Guerra in Iran, allarme rosso per l’edilizia romana: “Rischio deflagrazione per le costruzioni”
La guerra in Iran si abbatte sull’edilizia italiana come una seconda tempesta, prima ancora che la prima, quella innescata dal conflitto in Ucraina, si fosse del tutto esaurita. A fotografare la situazione con parole nette è Antonio Ciucci, presidente di ANCE Roma-ACER, intervenuto a margine del convegno “Un piano per l’Italia”, organizzato dall’Associazione nazionale costruttori con la direzione di Francesco Rutelli. “È la seconda emergenza che affrontiamo in quattro anni — ha dichiarato Ciucci — e purtroppo le conseguenze le conosciamo già: aumento dei prodotti petroliferi, che già sentiamo come il gasolio, ma temiamo soprattutto l’aumento dell’energia, perché a cascata si rifletterà su tutti i prodotti delle costruzioni.”
Il nodo PNRR e i 2 miliardi ancora mancanti
Il punto più critico riguarda la fase conclusiva dei cantieri del Piano Nazionale di Ripresa e Resilienza, che rischia di essere compromessa proprio sul traguardo. “La sovrapposizione di queste due emergenze potrebbe essere deflagrante per il nostro settore — ha avvertito Ciucci — e purtroppo per i lavori del PNRR che sono in fase conclusiva.
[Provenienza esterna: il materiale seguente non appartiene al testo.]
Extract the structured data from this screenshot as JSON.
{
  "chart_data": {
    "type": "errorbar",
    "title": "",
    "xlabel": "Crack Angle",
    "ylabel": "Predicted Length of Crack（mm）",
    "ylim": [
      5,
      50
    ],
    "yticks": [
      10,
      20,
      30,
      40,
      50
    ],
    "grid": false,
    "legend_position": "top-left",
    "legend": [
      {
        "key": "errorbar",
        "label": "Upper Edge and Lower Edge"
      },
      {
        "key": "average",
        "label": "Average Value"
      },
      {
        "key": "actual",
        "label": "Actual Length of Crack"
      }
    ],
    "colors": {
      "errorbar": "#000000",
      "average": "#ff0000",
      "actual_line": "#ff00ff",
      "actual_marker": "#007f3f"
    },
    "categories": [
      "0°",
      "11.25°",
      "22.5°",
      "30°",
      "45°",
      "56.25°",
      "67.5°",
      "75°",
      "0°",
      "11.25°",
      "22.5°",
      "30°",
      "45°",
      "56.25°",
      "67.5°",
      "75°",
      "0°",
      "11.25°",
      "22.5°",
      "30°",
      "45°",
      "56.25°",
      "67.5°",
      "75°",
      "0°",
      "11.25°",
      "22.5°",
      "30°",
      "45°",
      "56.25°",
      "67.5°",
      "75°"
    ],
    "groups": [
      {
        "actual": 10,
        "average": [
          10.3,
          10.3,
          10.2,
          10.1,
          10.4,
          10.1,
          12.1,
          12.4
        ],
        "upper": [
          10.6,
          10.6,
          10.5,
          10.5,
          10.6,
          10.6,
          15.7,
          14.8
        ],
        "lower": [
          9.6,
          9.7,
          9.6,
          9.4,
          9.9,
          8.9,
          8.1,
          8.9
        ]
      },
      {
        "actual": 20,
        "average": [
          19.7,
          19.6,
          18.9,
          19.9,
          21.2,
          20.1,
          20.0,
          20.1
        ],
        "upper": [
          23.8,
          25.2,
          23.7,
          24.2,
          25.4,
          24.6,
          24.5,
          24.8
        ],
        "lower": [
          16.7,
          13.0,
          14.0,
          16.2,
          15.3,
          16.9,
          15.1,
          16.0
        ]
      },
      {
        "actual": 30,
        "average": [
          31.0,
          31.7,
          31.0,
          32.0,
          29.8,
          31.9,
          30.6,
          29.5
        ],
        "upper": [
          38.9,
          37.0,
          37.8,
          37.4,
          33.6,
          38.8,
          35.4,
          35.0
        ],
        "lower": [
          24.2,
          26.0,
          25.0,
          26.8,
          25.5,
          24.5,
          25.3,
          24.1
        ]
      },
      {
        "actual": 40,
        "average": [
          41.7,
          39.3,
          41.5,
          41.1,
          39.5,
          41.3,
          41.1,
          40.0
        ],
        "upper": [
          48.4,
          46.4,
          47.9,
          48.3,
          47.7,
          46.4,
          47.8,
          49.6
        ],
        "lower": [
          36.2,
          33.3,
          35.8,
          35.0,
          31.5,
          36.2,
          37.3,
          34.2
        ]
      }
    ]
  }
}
È come fare lo sgambetto proprio quando uno sta per raggiungere il traguardo.” A pesare c’è anche un’eredità irrisolta: la guerra in Ucraina aveva portato al decreto Aiuti, ma del fondo stanziato mancano ancora circa 2 miliardi di euro, una lacuna che oggi rischia di sommarsi ai nuovi aumenti.
Bitume oltre il 60%, e poi cemento, acciaio, plastiche
Sul fronte dei materiali, il campanello d’allarme più immediato riguarda il bitume, indispensabile per le pavimentazioni stradali: il prezzo è salito di oltre il 60% in pochissimo tempo, rendendo già oggi insostenibili molte lavorazioni. “Quelle lavorazioni sono già ineseguibili — ha spiegato Ciucci — ma il nostro timore è che dopo il bitume arriverà il turno del cemento, dell’acciaio, delle plastiche: tutto ciò che consuma energia e viene trasformato in Italia.” L’associazione ha già chiesto misure straordinarie, tra cui la sospensione delle lavorazioni più colpite e il congelamento del recupero delle anticipazioni, in attesa di capire come evolverà il conflitto nelle prossime settimane.
La richiesta all’Europa: sbloccare il patto di stabilità
Sul piano delle soluzioni, la posizione di ANCE Roma-ACER è chiara: servono risorse straordinarie, come quelle mobilitate all’epoca della crisi ucraina, e questa volta vanno chieste anche a Bruxelles. “Il contesto economico del nostro Paese è completamente diverso da quello del 2022 — ha sottolineato Ciucci — e non possiamo permetterci di affrontare questa emergenza con gli stessi strumenti ordinari”. La richiesta, sostenuta anche dalla presidente nazionale ANCE Federica Brancaccio, è di sbloccare il Patto di Stabilità per liberare risorse supplementari. Il dialogo con il governo, assicura Ciucci, è aperto e costante. Ma il tempo stringe: ogni settimana che passa senza un accordo diplomatico sul fronte iraniano è una settimana di rincari in più che i cantieri devono assorbire.